In either case, the original developer received compensation so I don't think you should feel any moral obligations to anybody. Morally they're equivalent, the only real difference is whether you have the gamefiles already downloaded or not. In both cases you need to dip into the shadier side of the net to get the game you "bought" to run.

Yeah I think I can agree with that. The two scenarios you posted are equal in my mind. I was thinking more about a scenario where you bought a game from steam, then used a pirate crack to play it, vs a scenario where you didn't buy a game, just pirated it. Those two aren't the same - obviously.
But the product you're using isn't the one you bought.
They're completely fungible, and the "damage" to the manufacturer, even a potentially contrived "piracy is theft" argument doesn't hold up. You already bought the game, the developer got paid as much as they would have if the service stayed up. Just because the service provider shuts down doesn't change those facts.
That's like saying that if you're watching a blu ray rip of your own purchased disc, it isn't the same product you bought. Technically correct, but it's completely legal to rip your own discs(at least in the EU, can't comment on other countries).
I'm not even thinking about legality.

My issue with "just download a crack" is that I have to spend time hunting down the crack, and I can't be sure the crack won't include malware, or won't introduce bugs which only appear later in the game. The last of these has happened to me on multiple occasions. A cracked game is no longer the product I bought.
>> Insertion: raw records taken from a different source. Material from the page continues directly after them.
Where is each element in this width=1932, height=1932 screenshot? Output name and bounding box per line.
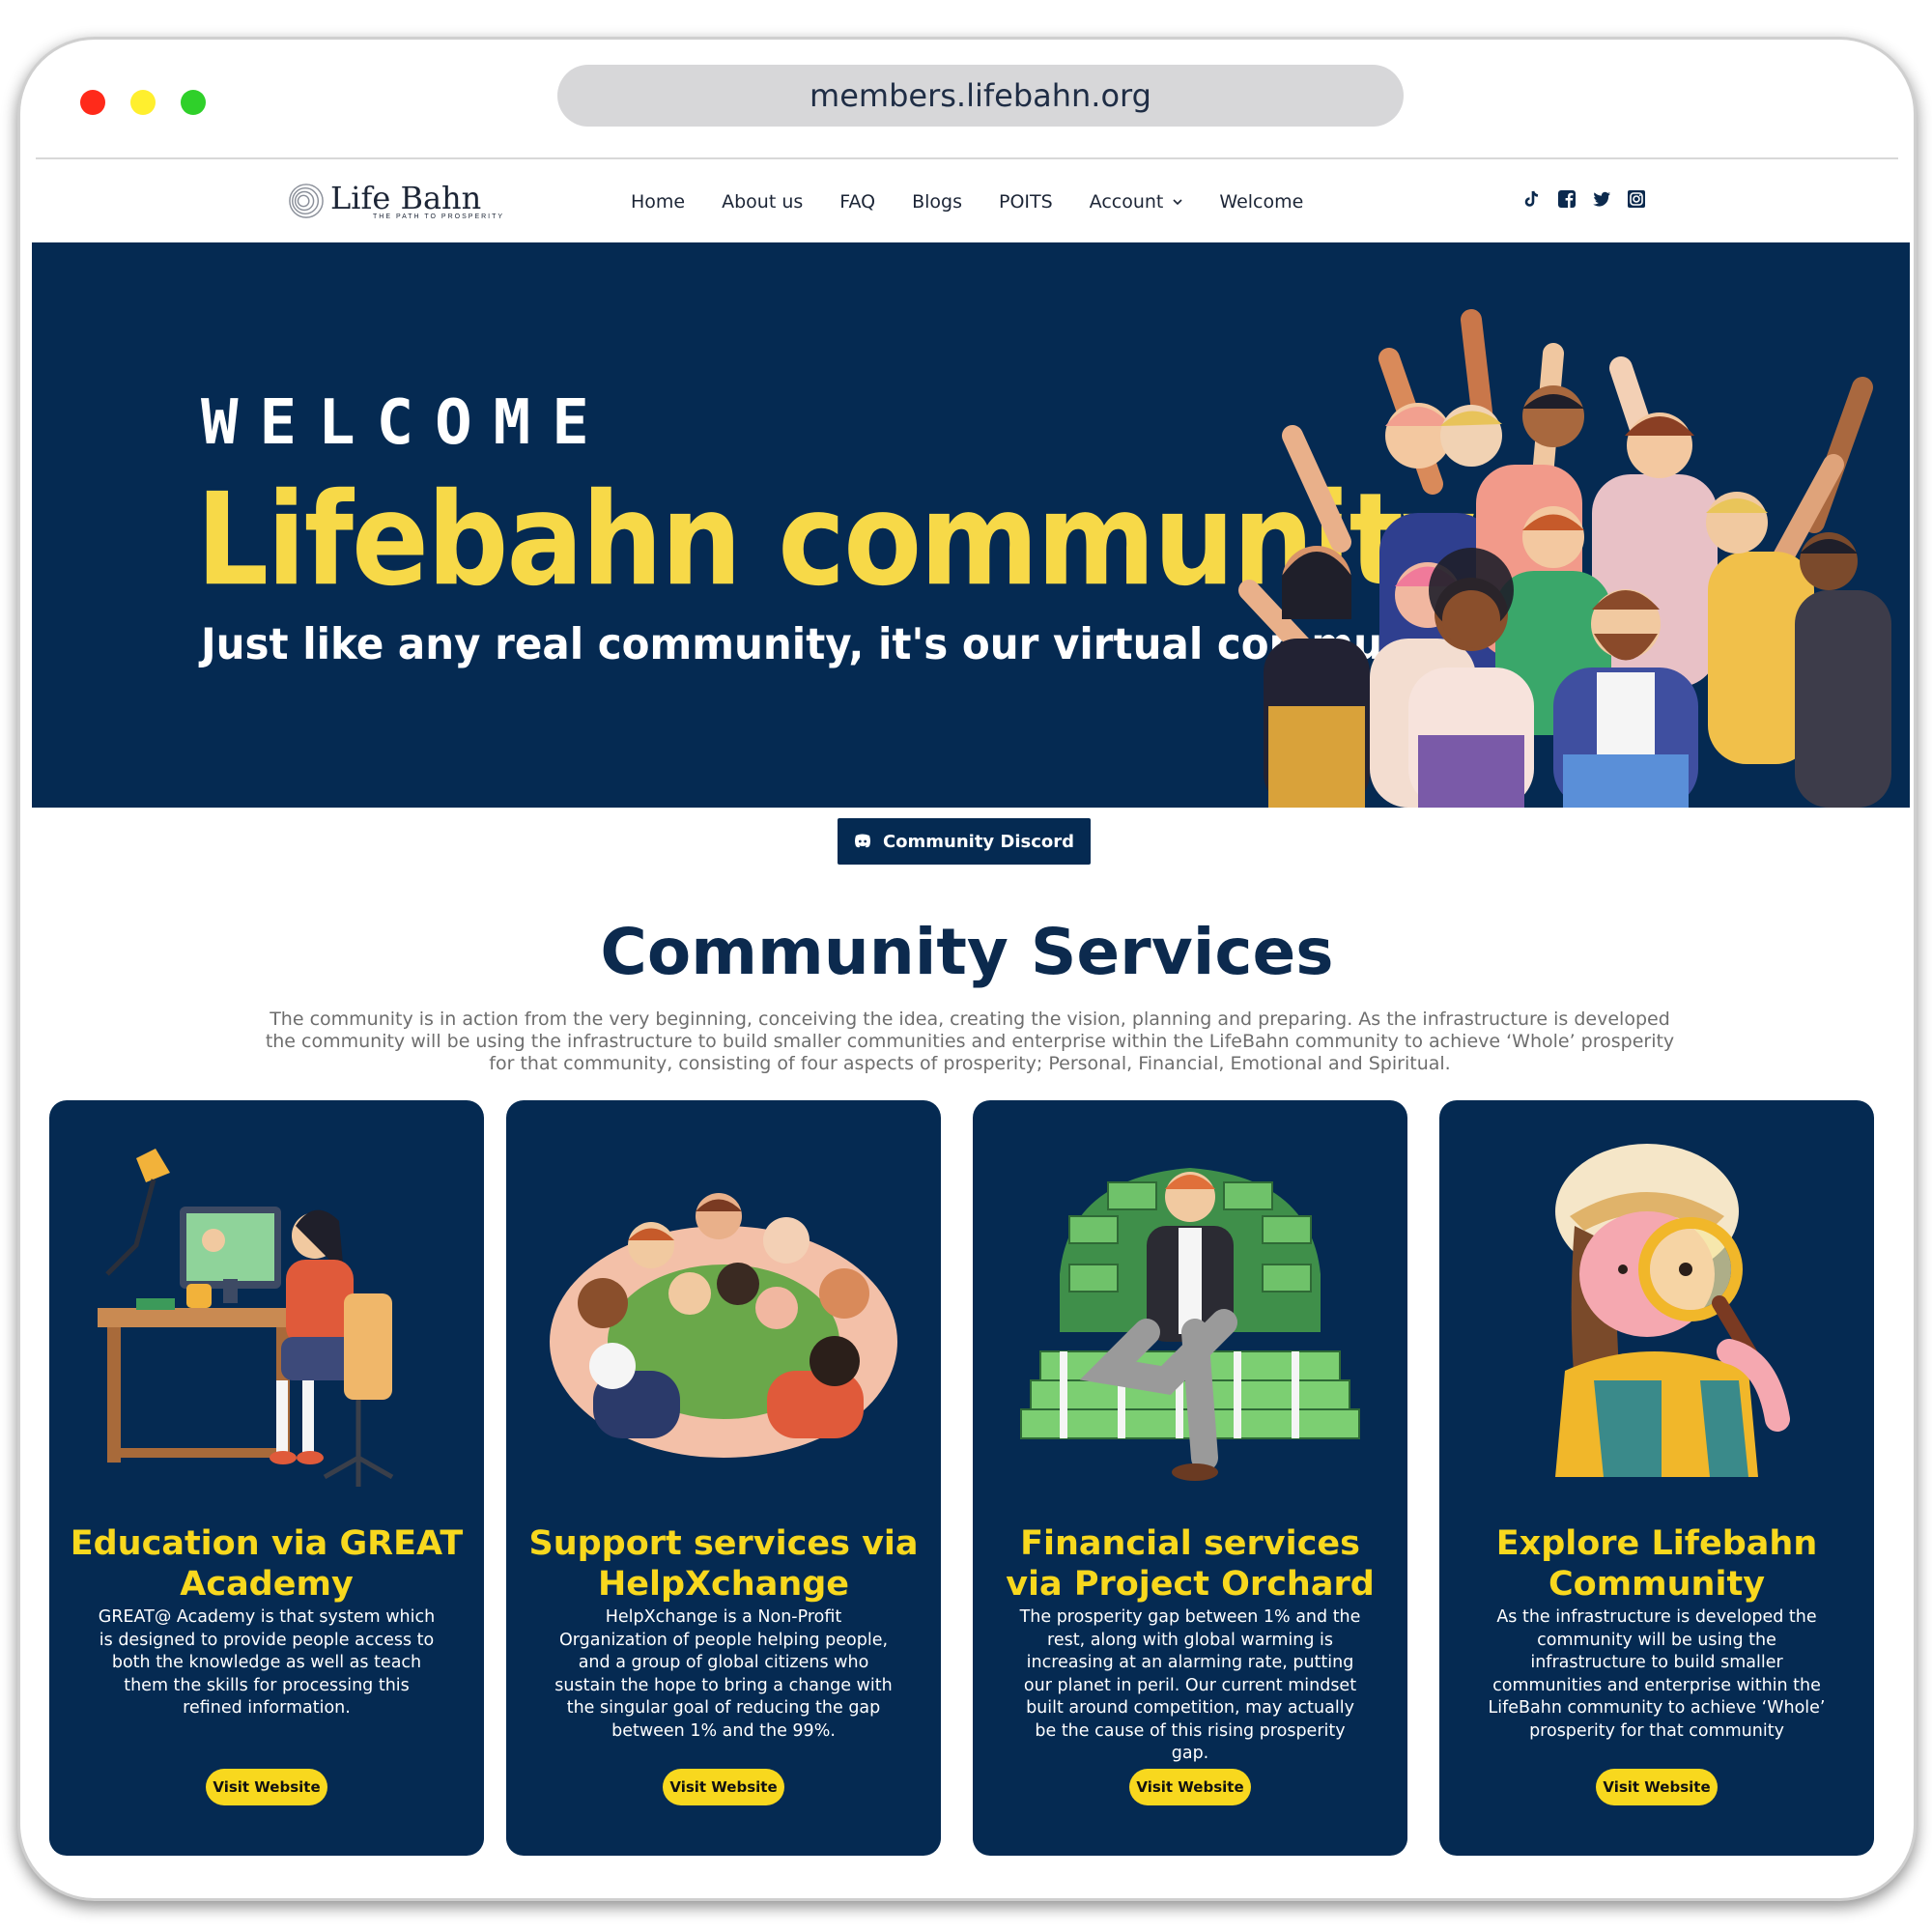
browser-window: members.lifebahn.org Life Bahn THE PATH … — [17, 37, 1917, 1901]
site-header: Life Bahn THE PATH TO PROSPERITY Home Ab… — [20, 161, 1914, 242]
site-logo[interactable]: Life Bahn THE PATH TO PROSPERITY — [288, 179, 504, 223]
nav-faq[interactable]: FAQ — [839, 191, 875, 213]
address-bar[interactable]: members.lifebahn.org — [557, 65, 1404, 127]
hero-banner: WELCOME Lifebahn community Just like any… — [32, 242, 1910, 808]
close-window-button[interactable] — [80, 90, 105, 115]
twitter-icon[interactable] — [1591, 188, 1612, 210]
nav-welcome[interactable]: Welcome — [1219, 191, 1303, 213]
nav-poits[interactable]: POITS — [999, 191, 1053, 213]
chrome-divider — [36, 157, 1898, 159]
nav-home[interactable]: Home — [631, 191, 685, 213]
nav-about-us[interactable]: About us — [722, 191, 803, 213]
maximize-window-button[interactable] — [181, 90, 206, 115]
services-title: Community Services — [600, 915, 1334, 989]
instagram-icon[interactable] — [1626, 188, 1647, 210]
logo-rings-icon — [289, 184, 324, 218]
visit-website-button[interactable]: Visit Website — [1129, 1769, 1251, 1805]
money-throne-illustration — [1020, 1168, 1360, 1481]
card-description: GREAT@ Academy is that system which is d… — [98, 1607, 436, 1718]
card-title: Education via GREAT Academy — [70, 1524, 464, 1604]
browser-chrome: members.lifebahn.org — [20, 40, 1914, 160]
services-intro: The community is in action from the very… — [265, 1009, 1675, 1074]
nav-account[interactable]: Account — [1090, 191, 1183, 213]
hero-kicker: WELCOME — [201, 387, 611, 459]
community-discord-button[interactable]: Community Discord — [838, 818, 1091, 865]
visit-website-button[interactable]: Visit Website — [663, 1769, 784, 1805]
card-title: Support services via HelpXchange — [528, 1524, 919, 1604]
nav-blogs[interactable]: Blogs — [912, 191, 962, 213]
minimize-window-button[interactable] — [130, 90, 156, 115]
social-links — [1521, 188, 1661, 210]
service-card-education: Education via GREAT Academy GREAT@ Acade… — [49, 1100, 484, 1856]
nav-account-label: Account — [1089, 191, 1164, 213]
student-desk-illustration — [98, 1149, 394, 1487]
tiktok-icon[interactable] — [1521, 188, 1543, 210]
card-title: Explore Lifebahn Community — [1495, 1524, 1818, 1604]
service-card-financial: Financial services via Project Orchard T… — [973, 1100, 1407, 1856]
card-description: The prosperity gap between 1% and the re… — [1019, 1607, 1361, 1763]
discord-label: Community Discord — [882, 831, 1075, 852]
service-card-support: Support services via HelpXchange HelpXch… — [506, 1100, 941, 1856]
card-title: Financial services via Project Orchard — [1006, 1524, 1375, 1604]
service-card-explore: Explore Lifebahn Community As the infras… — [1439, 1100, 1874, 1856]
crowd-illustration — [1238, 309, 1891, 808]
facebook-icon[interactable] — [1556, 188, 1577, 210]
discord-icon — [854, 834, 870, 848]
group-hug-illustration — [550, 1193, 897, 1458]
card-description: HelpXchange is a Non-Profit Organization… — [554, 1607, 893, 1741]
main-menu: Home About us FAQ Blogs POITS Account We… — [631, 161, 1340, 242]
visit-website-button[interactable]: Visit Website — [206, 1769, 327, 1805]
visit-website-button[interactable]: Visit Website — [1596, 1769, 1718, 1805]
chevron-down-icon — [1173, 199, 1182, 206]
brand-tagline: THE PATH TO PROSPERITY — [373, 213, 505, 220]
url-text: members.lifebahn.org — [810, 77, 1151, 114]
card-description: As the infrastructure is developed the c… — [1488, 1607, 1826, 1741]
brand-name: Life Bahn — [330, 179, 482, 216]
explorer-magnifier-illustration — [1555, 1144, 1790, 1477]
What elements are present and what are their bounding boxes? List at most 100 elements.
By contrast, when I buy a game on GOG, I get a product that is DRM Free and will work forever—and because it's the product I actually purchased, I receive some minimal level of assurance from the retailer.

I would feel somewhat differently if there was a single "universal" crack that worked on all Steam games, or even which worked on 95% of Steam games and failed in a predictable way on the remaining 5%. This is the case for iTunes TV Shows, and so I have no problem paying for those, because I can run them through some software and I know the DRM will get stripped correctly every time with no quality loss. I'm not aware of any such software for Steam games.

You are correct of course. My point is that if Steam would disappear, a technological solution would appear to play your games. Just like even once every single PS1 on the planet turns into dust, we can still play PS1 games by other means. With stadia, this will never happen because you can't get a copy of a Stadia game I'm the first place.
I just question how much that matters in practice. In both cases, you can theoretically replace the game you bought with a pirated copy.

All PS1 games have been archived, yes, because the method of ripping a PS1 game is consistent across every title, and the total number of games released was relatively small. That's not the case with PC games today, and I think it's virtually inevitable that a lot of indie games released exclusively on Steam will eventually be lost to time. As will many of the indie games released without DRM on itch.io—but at least any game you downloaded from itch.io will be playable forever.

You can argue cloud gaming is even worse. Maybe so, but at least it provides a lot of extra utility, since you can play on low-end devices. Steam provides automatic updates, that's kind of nice I guess, but not in the same class as running Assassin's Creed on your phone†. (Even then, I personally wouldn't pay full price for a game I can only run on someone else's servers, but I understand why someone else might.)

I don't like Steam.

† In theory. I've always found cloud gaming has too much latency for me. But in theory, if it worked perfectly—which perhaps it never will—the promise is nuts.

You seem to be saying (and be certain of) that in the EU, were Steam to be discontinued, it'd be completely legal for you to download a crack to bypass the DRM for the game you were previously licensed to play through Valve's platform. Is this established as a matter of law? Could you share any links on the topic?

If it wouldn't be legal, then downloading the crack to the game you paid to play through Steam but can't anymore would presumably be just as illegal as pirating the whole game to begin with. Did you really purchase the game or just an indefinite (but not necessarily eternal) license to play it?